The people familiar with the events didn't immediately know whether the young man's defibrillator was one of those that were sold, and surgically implanted, after the defect was discovered. Calls to the Oukrop home and to one of his doctors in Minneapolis, Robert G. Hauser of Abbott Northwestern Hospital, weren't returned.

Doctors and patients were generally unaware of any problem until last week, when the company sent out its notice, though it had notified federal regulators, beginning in 2002, whenever it knew of a malfunction.

A malfunction in an electrical heart defibrillator, even if rare, can be extremely serious. That is because the underlying medical condition is so serious. Defibrillators are designed to dispatch a jolt of electricity to patients whose hearts have begun quivering so rapidly that they are unable to pump blood. The electricity is designed to restart a normal heart rhythm, and has saved many patients' lives. When the device doesn't work, the abnormal rhythm generally will result in death within minutes.
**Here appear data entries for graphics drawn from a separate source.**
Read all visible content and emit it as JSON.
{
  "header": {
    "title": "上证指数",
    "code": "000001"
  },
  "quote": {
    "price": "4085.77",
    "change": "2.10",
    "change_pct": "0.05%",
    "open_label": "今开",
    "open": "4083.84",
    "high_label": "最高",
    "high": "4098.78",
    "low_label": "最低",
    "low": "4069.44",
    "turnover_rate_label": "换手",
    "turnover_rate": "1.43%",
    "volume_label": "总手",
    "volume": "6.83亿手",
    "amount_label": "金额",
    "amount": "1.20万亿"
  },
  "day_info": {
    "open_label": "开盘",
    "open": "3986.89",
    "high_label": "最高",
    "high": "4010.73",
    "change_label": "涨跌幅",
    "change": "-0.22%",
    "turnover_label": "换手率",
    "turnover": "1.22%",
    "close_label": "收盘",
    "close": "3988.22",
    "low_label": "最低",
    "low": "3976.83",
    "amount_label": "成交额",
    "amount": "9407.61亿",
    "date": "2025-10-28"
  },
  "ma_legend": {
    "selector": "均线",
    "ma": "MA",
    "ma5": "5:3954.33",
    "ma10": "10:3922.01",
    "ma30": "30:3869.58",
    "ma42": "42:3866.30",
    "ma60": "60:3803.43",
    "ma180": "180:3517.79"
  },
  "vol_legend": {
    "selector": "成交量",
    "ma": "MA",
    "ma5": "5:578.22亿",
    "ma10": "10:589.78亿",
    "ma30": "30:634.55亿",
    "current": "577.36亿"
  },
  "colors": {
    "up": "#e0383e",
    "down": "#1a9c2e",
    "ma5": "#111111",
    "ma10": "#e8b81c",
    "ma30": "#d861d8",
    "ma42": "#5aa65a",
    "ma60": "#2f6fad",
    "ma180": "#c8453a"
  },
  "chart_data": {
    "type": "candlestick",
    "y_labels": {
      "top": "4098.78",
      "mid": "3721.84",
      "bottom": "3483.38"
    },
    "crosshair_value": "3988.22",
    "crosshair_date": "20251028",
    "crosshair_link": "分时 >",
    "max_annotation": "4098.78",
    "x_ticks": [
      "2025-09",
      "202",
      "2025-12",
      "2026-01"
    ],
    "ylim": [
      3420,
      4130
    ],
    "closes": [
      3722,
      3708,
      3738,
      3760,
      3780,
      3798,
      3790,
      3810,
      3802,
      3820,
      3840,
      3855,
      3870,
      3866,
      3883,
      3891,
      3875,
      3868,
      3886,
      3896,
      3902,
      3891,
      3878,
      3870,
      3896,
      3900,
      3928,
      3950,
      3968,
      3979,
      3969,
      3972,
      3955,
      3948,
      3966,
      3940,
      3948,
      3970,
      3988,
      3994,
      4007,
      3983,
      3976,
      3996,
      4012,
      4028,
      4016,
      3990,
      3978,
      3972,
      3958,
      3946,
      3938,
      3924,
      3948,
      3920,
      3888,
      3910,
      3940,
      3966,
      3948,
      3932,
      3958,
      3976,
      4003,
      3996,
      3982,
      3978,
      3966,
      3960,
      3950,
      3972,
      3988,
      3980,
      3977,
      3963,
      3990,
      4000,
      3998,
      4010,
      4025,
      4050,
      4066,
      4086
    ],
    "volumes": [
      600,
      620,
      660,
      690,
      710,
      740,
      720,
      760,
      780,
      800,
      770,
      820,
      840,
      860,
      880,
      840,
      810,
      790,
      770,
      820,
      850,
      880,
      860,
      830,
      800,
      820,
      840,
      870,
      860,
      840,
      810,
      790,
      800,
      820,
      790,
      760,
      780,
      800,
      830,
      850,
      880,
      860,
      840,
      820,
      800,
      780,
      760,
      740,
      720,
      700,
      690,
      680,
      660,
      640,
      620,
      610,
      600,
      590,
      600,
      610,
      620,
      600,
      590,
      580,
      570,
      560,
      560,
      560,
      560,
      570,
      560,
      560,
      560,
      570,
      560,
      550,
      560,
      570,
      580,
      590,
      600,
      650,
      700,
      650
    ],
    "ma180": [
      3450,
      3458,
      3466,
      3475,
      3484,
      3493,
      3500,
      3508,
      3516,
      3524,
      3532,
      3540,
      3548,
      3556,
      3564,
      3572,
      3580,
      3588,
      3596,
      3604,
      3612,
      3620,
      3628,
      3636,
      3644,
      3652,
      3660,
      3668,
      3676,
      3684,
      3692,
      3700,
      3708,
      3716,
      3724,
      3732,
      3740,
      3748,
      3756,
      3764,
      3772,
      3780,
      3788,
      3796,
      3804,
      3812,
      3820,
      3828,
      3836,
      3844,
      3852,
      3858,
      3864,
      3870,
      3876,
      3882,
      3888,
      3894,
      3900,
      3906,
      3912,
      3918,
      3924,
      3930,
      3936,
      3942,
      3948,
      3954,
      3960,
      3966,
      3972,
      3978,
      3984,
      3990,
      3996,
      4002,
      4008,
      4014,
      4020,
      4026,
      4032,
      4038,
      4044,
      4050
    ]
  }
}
Guidant's notification to doctors last week about the short-circuiting problem came after physicians presented information about the Oukrop case at a heart-rhythm society medical meeting. The company said last week that it concluded in 2002 not to send out a recommendation to remove the product, in large part because of the risk of infection or other operative risk from installing a new device.

Moreover, the company said in its May 23 notice that, even though it notified the FDA about the early short-circuiting in 2002 and about the manufacturing change, it believed that even the new, remedied version of the defibrillator didn't have a statistically better profile than the earlier version. Dr. Joseph M. Smith, the company's chief medical officer, said in an interview last week that this was because the short-circuiting problem was so rare in the first place.

An FDA statement yesterday said, "No clinical events have been reported in units with the modified design." The agency said it met with Guidant and that the company "told us that they had submitted 26 adverse event reports to us. We are checking our database to confirm receipt of these reports. We also have requested additional information from the firm about the scope of the problem and their analysis of the failure mode. We are now in the process of reviewing information from our meeting with Guidant to determine whether further regulatory action may be warranted."

Medtronic Inc. of Minneapolis, a crosstown competitor of Guidant's St. Paul, Minn., defibrillator business, also found a manufacturing flaw in one of its Marquis defibrillators. This defect, the company found, could mean that the battery would become depleted too quickly in as many as 1.5% of the 87,000 devices made.

Medtronic sent out a notification to doctors about the defect in February and has received a huge response from doctors. In the U.S., 11,000 of the machines have been surgically removed and replaced with a different device, and 2,000 more such removals have taken place overseas.

A Medtronic spokeswoman, Valerie Lind, said, "As soon as we decide to communicate with physicians, we do it quickly. Sales representatives begin talking with doctors within the first day or two." She said that the "vast majority" of devices do get pulled off hospital inventory shelves immediately, but that it's possible that a small number could get implanted in the first day after a recall.